Why is that relevant? What I claimed is still true: in Hearthstone, having a minion type is considered a beneficial effect. That's why cards like Puddlestomper (3/2 murloc) and Bloodfen Raptor (3/2 beast) can coexist as neutrals alongside cards like Knife Juggler (3/2 with triggered upside) and Wild Pyromancer (3/2 with triggered upside).
It is pretty relevant. Either "strictly better" means "strictly better in isolation" or "strictly better with all the other cards". You can't cherry pick which cards, otherwise every card is strictly better than every card.
I don't understand the point you are trying to make. Tell me which of these you disagree with:
- In Hearthstone, having a minion type is considered beneficial, compared to not having a minion type.
- Murloc Tinyfin is the same as Wisp apart from having a minion type added.
- The standard CCG/MTG definition of strictly better.
My best guess at what you're arguing is that having a minion type is not beneficial. My counter-argument is, Bloodfen Raptor (neutral 2 mana 3/2 beast) and Wild Pyromancer (neutral 2 mana 3/2 with a triggered upside) were both cards in the initial release, and it's clear (to me at least) that the balance idea was that "being a beast" and "having a triggered upside" are both considered beneficial additions to a card.

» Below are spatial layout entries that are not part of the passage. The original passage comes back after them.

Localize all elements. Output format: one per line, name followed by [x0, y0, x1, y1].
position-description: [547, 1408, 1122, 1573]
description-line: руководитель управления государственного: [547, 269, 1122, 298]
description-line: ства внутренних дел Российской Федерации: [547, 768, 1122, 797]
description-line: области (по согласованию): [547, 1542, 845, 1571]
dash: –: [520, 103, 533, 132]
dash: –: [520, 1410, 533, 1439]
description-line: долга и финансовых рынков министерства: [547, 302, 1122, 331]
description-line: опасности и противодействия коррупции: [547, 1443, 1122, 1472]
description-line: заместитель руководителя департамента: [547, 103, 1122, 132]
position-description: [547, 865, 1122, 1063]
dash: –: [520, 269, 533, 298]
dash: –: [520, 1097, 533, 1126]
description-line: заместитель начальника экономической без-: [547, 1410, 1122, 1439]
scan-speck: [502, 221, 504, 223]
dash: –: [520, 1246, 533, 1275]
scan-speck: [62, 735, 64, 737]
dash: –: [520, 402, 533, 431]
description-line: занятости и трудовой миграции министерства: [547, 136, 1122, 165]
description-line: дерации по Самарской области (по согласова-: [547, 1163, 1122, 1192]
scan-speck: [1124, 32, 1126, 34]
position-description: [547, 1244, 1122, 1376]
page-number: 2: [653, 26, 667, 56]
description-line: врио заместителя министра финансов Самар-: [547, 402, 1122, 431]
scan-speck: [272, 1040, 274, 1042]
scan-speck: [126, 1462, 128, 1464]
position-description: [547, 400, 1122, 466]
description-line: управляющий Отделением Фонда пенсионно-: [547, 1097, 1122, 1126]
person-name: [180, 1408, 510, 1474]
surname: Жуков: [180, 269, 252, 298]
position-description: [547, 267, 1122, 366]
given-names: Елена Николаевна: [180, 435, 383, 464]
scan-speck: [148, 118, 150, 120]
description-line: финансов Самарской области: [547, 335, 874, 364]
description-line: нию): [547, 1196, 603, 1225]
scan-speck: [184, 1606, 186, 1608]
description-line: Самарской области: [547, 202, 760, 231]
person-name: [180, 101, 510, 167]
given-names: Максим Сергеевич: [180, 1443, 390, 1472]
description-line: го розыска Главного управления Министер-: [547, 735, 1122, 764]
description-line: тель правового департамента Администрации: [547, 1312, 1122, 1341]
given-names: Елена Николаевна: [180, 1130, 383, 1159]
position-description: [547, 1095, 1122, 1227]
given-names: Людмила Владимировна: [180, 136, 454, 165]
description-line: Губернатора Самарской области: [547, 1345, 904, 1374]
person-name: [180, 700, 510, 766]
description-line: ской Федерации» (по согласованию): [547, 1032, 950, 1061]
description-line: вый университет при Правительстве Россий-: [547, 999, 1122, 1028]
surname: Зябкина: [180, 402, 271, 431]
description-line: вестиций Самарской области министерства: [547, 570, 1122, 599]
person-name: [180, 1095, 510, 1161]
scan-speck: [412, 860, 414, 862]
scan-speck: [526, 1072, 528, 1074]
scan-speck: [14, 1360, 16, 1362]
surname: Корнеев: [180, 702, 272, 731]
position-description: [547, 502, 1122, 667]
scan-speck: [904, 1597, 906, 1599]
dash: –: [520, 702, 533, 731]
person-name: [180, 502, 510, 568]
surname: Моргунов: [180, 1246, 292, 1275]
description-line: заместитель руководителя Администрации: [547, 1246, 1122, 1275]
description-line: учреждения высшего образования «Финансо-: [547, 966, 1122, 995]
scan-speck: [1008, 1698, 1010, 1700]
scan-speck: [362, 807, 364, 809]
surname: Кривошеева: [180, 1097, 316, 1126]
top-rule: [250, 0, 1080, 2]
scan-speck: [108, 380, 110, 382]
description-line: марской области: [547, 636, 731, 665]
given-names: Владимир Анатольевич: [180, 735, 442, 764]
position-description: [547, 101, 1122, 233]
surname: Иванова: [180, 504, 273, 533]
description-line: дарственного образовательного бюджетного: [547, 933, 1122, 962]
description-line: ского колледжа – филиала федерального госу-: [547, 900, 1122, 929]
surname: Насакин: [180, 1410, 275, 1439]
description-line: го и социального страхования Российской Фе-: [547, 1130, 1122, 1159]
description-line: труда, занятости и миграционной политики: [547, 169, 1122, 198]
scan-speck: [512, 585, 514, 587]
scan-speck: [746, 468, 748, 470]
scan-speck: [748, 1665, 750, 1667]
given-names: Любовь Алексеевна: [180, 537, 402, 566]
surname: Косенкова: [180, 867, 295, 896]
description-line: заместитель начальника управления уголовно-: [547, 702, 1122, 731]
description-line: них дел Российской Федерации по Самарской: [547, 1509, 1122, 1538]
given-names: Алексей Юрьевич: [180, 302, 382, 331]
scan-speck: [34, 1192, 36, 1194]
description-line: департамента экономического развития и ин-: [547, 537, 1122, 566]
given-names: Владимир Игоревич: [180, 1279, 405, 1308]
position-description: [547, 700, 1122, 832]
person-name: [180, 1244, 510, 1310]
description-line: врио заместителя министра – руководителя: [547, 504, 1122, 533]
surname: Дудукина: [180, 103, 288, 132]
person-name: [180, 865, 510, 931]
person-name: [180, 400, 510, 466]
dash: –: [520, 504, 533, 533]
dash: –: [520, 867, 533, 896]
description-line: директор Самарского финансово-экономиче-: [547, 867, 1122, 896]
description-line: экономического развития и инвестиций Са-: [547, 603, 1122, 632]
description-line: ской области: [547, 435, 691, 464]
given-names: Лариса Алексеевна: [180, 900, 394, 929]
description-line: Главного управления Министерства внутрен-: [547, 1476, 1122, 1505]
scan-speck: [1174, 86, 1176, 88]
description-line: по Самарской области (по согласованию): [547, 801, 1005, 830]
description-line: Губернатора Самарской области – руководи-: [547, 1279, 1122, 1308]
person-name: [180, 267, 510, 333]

But let's say you don't trust the balance within a single release. (Although I think they've been careful to not release neutrals with a strictly-better relationship at the same time.) If you then ask "how do we really know that having a minion type is beneficial without considering other cards?", I'd say that it's a fundamental design decision of Hearthstone that every minion type has significantly more cards that benefit from that type than that punish having that type. The minion types are Beast, Demon, Dragon, Mech, Murloc, Pirate, Totem. All of these have notable synergies with the minion type (examples: Houndmaster, Mal'Ganis, Blackwing Corruptor, Tinkertown Technician, Murloc Warleader, Southsea Captain, Thunder Bluff Valiant). Only the strongest minion types have hate cards, and they are all pretty much unplayably bad (examples: Hemet Nesingwary for beasts, Sacrificial Pact for demons, Hungry Crab for murlocs).
The only place I can see to go from there is to say, "well, what if there were no other cards in the entire game", because it's clear that if there _are_, then there are definitely going to be synergies with minion type, at least for murloc and beast. (Some of the other minion types didn't have synergies at time of release, although they didn't have anti-synergies either at that time IIRC.) But if that's the assumption we're using, then Wild Pyromancer's effect is also not beneficial, since if we pretend there are no other cards in the game, then there are no spells in the game. It becomes an absurd standard to use to judge cards.
Remember that definitions are chosen to be useful. If we were to choose a definition of "beneficial" that excluded a lot of effects that are obviously beneficial, that would not be a useful definition.